De son côté, le président Allende se retranche avec une quarantaine de fidèles dans le palais présidentiel de la Moneda. On lui propose un sauf-conduit pour qu’il puisse quitter le Chili avec sa famille mais il refuse. Des rumeurs indiqueront par la suite que les putschistes ne l’auraient jamais laissé partir. Assiégé, il fait un dernier discours par le biais d’une des seule radio qui échappe encore au contrôle de l’armée, en voici l’un des passages les plus marquants :

« Devant ces faits, il n’y a qu’une seule chose que je puisse dire aux travailleurs : je ne démissionnerai pas ! Placé à un tournant historique, je paierai de ma vie la loyauté du peuple. Et je suis certain que la semence déposée dans la conscience digne de milliers et de milliers de Chiliens ne pourra être arrachée pour toujours. Ils ont la force, ils pourront asservir, mais les processus sociaux ne s'arrêtent ni avec le crime ni avec la force. L’histoire nous appartient et ce sont les peuples qui la font. »

A ce moment, le président sait qu’il ne s’en sortira pas vivant, le rapport de force est bien trop inégal. C’est David contre Goliath, sauf que Goliath a des chars et des avions de chasse… Les forces armées qui avaient juré de défendre le Chili, son peuple et sa Constitution se retrouvent à bombarder le palais de la Moneda. Le cœur du pouvoir politique brûle, et avec lui l’ordre républicain et la démocratie. Salvador Allende n’attendra pas que les soldats viennent le chercher, il se suicidera avec l’AK-47 que lui avait offert Fidel Castro. Ainsi s’achève la tragédie du président Allende. Pour le Chili, le cauchemar ne fait que commencer.

Le monde apprend avec choc les événements du Chili. Les histoires qui parviennent à la presse racontent l’ampleur de la répression, avec l’usage massif de la torture, du viol et des disparitions forcées. A l’extrême-gauche, on crie vengeance pour celui qui, comme le Che, est mort pour ses idéaux. A la Maison Blanche et à Langley, on jubile. Le général Pinochet va vite consolider son pouvoir et instaurer une dictature avec son lot d’exactions et de brutalité économique néo-libérale. Il quittera la Moneda en 1990, mais le Chili porte encore les stigmates de cette période aujourd’hui.

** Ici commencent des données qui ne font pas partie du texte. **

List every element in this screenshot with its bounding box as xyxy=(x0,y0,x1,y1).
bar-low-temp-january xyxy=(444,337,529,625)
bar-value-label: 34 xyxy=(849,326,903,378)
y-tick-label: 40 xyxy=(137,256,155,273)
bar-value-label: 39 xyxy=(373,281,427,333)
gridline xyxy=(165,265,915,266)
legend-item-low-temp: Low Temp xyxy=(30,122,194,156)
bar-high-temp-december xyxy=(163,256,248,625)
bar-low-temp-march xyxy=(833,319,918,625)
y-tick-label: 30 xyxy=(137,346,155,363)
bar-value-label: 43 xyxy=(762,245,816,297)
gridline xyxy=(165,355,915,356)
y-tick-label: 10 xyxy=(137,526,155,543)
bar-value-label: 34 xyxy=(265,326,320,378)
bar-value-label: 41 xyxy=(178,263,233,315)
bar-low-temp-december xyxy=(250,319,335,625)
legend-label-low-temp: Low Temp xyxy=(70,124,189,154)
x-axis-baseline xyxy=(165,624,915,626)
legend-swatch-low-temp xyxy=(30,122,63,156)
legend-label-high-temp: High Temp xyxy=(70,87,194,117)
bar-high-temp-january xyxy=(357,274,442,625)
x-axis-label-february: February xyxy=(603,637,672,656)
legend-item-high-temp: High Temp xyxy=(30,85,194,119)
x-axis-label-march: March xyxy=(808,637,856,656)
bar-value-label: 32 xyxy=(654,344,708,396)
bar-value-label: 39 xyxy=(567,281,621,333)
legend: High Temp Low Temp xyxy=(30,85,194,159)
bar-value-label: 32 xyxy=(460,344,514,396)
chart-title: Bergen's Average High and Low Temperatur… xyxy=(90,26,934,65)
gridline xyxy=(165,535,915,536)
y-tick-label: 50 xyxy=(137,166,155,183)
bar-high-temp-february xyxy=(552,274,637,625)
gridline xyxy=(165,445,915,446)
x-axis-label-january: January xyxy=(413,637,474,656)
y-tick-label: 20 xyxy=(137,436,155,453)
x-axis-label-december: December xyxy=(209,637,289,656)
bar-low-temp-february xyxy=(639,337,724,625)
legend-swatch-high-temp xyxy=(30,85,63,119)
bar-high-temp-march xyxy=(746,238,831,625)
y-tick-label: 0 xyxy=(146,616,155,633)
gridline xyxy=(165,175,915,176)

Salvador Allende sera à jamais remémoré comme le président qui s’est battu jusqu’au bout pour le Chili et son peuple. Jamais il n’aura dévié de sa vision d’instaurer le socialisme de manière pacifique et légale. Son courage et sa force face à l’adversité se sont exprimées jusqu’à la fin, sans faillir un seul instant. Le crime du 11 septembre 1973 a fêté son 50ème anniversaire, le Chili a honoré le sacrifice de son président et la gauche du monde entier a célébré l’une de ses plus grandes figures.